In 2015 waren er in onze regio Gooi en Vechtstreek zeshonderdzesenveertig gevallen van zo ernstig verward gedrag, dat de politie er aan te pas moest komen. Vijftien daarvan in Blaricum. In datzelfde jaar waren er in ons dorp zesentwintig meldingen van huiselijk geweld. In 2016 zal het daar ook op uitkomen. Gemiddeld één keer in de twee weken uit de hand gelopen drama met politie om te sussen.
De nieuwe wet WMO (Wet Maatschappelijke Ondersteuning) heeft de aanpak van deze en andere psychische en maatschappelijk problemen bij de gemeentes gelegd. Dat is nogal wat. Gemeentes als Laren of Blaricum zijn gewoon te klein voor die taak. Terecht dan ook dat dit facet van de WMO regionaal is aangepakt. Met als resultaat Echte betrokkenheid, wederzijdse afhankelijkheid, een regionaal beleidsplan Bescherming & Opvang dat, nog als concept, dertien december j.l. in de Raad werd besproken.

In het heldere en goed doordachte plan komt alles aan de orde wat er om ons heen misgaat. Het gaat over mensen die, ineens psychotisch, de boel afbreken. Over vrouwen en bejaarden die worden mishandeld en over kinderen voor wie het thuis niet meer veilig is. Over daklozen, verslaafden, verwardheid en (woon)overlast. Vaak acute problemen, die allemaal verschillend zijn, maar wel stante pede om een oplossing vragen en waarbij ervaring van het grootste belang is. Vandaar dat vanwege de schaalgrootte regionale samenwerking zo belangrijk is.

Ik vond die titel Echte betrokkenheid, wederzijdse afhankelijkheid wel interessant.  “Echte” betrokkenheid is er pas, stelt het plan, als mensen voelen dat ze mee kunnen beslissen over de aanpak van hun problemen. Daarbij moeten ze kunnen rekenen op een even “echte” betrokkenheid bij de gemeente.

Het plan ademt rust en tijd voor een goede aanpak. Onder leiding van een regisseur. Geen overbodige luxe, want er zijn nogal wat hulpverlenende instanties. Ik heb er elf geteld. Van politie en reclassering via Veilig Wonen naar aanbieders van geestelijke gezondheids- en verslavingszorg. Soms heb je te maken met strafrecht, dan weer met bestuursrecht (bijzondere opnames psychiatrie, tijdelijke huisverboden), dan weer met de woningwet en nog veel meer. Zo wat alles is geregeld in dit land. Helaas houdt de werkelijkheid zich zelden aan onze regelingen en indelingen. Vandaar die regisseur met, gelukkig maar, doorzettingsmacht.

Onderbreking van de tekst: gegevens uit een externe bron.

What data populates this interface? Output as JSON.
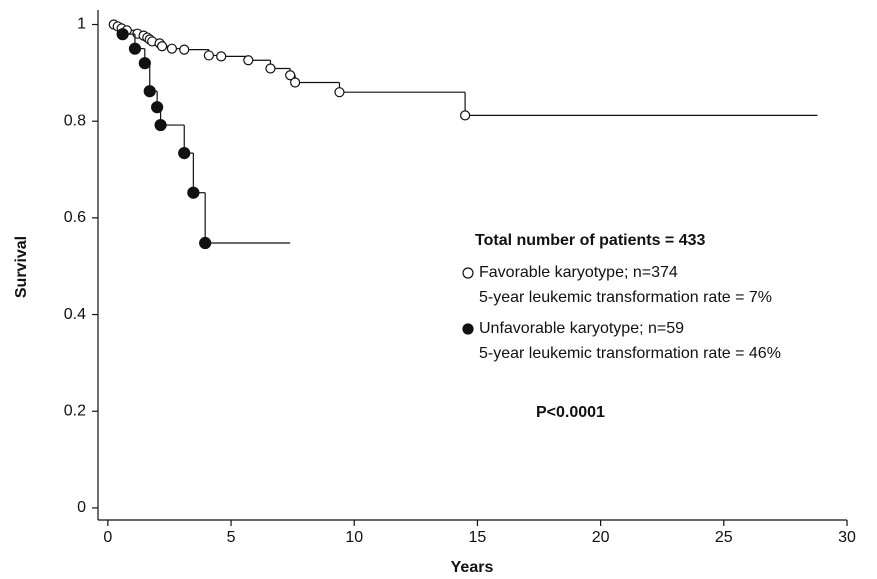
{
  "chart_data": {
    "type": "step",
    "ylabel": "Survival",
    "xlabel": "Years",
    "xlim": [
      -0.4,
      30
    ],
    "ylim": [
      -0.025,
      1.03
    ],
    "xticks": [
      0,
      5,
      10,
      15,
      20,
      25,
      30
    ],
    "yticks": [
      0,
      0.2,
      0.4,
      0.6,
      0.8,
      1
    ],
    "legend_title": "Total number of patients = 433",
    "annotation": "P<0.0001",
    "series": [
      {
        "name": "Favorable karyotype; n=374",
        "note": "5-year leukemic transformation rate = 7%",
        "marker": "open",
        "color": "#111111",
        "x": [
          0.24,
          0.4,
          0.56,
          0.77,
          1.2,
          1.45,
          1.6,
          1.7,
          1.8,
          2.1,
          2.2,
          2.6,
          3.1,
          4.1,
          4.6,
          5.7,
          6.6,
          7.4,
          7.6,
          9.4,
          14.5
        ],
        "values": [
          1.0,
          0.996,
          0.992,
          0.988,
          0.981,
          0.977,
          0.973,
          0.969,
          0.965,
          0.961,
          0.955,
          0.95,
          0.948,
          0.936,
          0.934,
          0.926,
          0.909,
          0.895,
          0.88,
          0.86,
          0.812
        ],
        "end_x": 28.8
      },
      {
        "name": "Unfavorable karyotype; n=59",
        "note": "5-year leukemic transformation rate = 46%",
        "marker": "filled",
        "color": "#111111",
        "x": [
          0.6,
          1.1,
          1.5,
          1.7,
          2.0,
          2.14,
          3.1,
          3.47,
          3.95
        ],
        "values": [
          0.98,
          0.95,
          0.92,
          0.862,
          0.829,
          0.792,
          0.734,
          0.652,
          0.548
        ],
        "end_x": 7.4
      }
    ]
  }
}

Als er zo veel hulpinstanties zijn dat er een aparte regisseur nodig is voor de onderlinge afstemming, hoe reëel is het dan te veronderstellen dat de hulpvrager om wie het allemaal begonnen is, en die meestal toch al in een zwakke positie verkeert, “echt betrokken” mee kan beslissen over zijn eigen situatie?  In een acute crisis is die kans sowieso heel klein. Acute crisis vraagt beslissingen in het belang van slachtoffers en samenleving en die staan meestal haaks op wat de man of vrouw in crisis als zijn/haar belang ziet. Maar als de ergste crisis voorbij is? Dan wel? Wat stellen we ons voor van de beslissingskracht bij mishandelde kinderen, geestelijk uit de rails gelopen ouderen of verslaafden? Hoe “echt” betrokken kunnen die zijn? En wat bedoelt het rapport met “wederzijdse afhankelijkheid”? De woorden veronderstellen gelijkwaardigheid. Is die er in crisissituaties? Afhankelijkheid bij de hulpvragers? Ja, zeker. Maar bij de hulpverleners? Het verbaast me niet dat ik die “wederzijdse afhankelijkheid”, behalve in de titel, nergens in het beleidsplan tegen ben gekomen. Voor mij hoeft dat ook niet. Het gaat om hulpverlening aan mensen die hun autonomie (even of voorgoed) kwijt zijn. De gemeenschap, wij met elkaar, doen daar wat aan. Daar is goed en helder over nagedacht. Met als doel herstel van onafhankelijkheid of, als dat er niet meer in zit, opvang bij blijvende afhankelijkheid.
Wie hulp zoekt, wordt daar, als het kan, zo veel mogelijk zelf bij betrokken. Maar vaak kan het niet meer. Spreek dan niet van “echt ‘betrokken en spreek al helemaal niet van wederzijdse afhankelijkheid als daar geen sprake van is. Wees helder in je uitgangspunten en windt daar geen modisch correcte doekjes om. De zaken zijn daar te ernstig voor.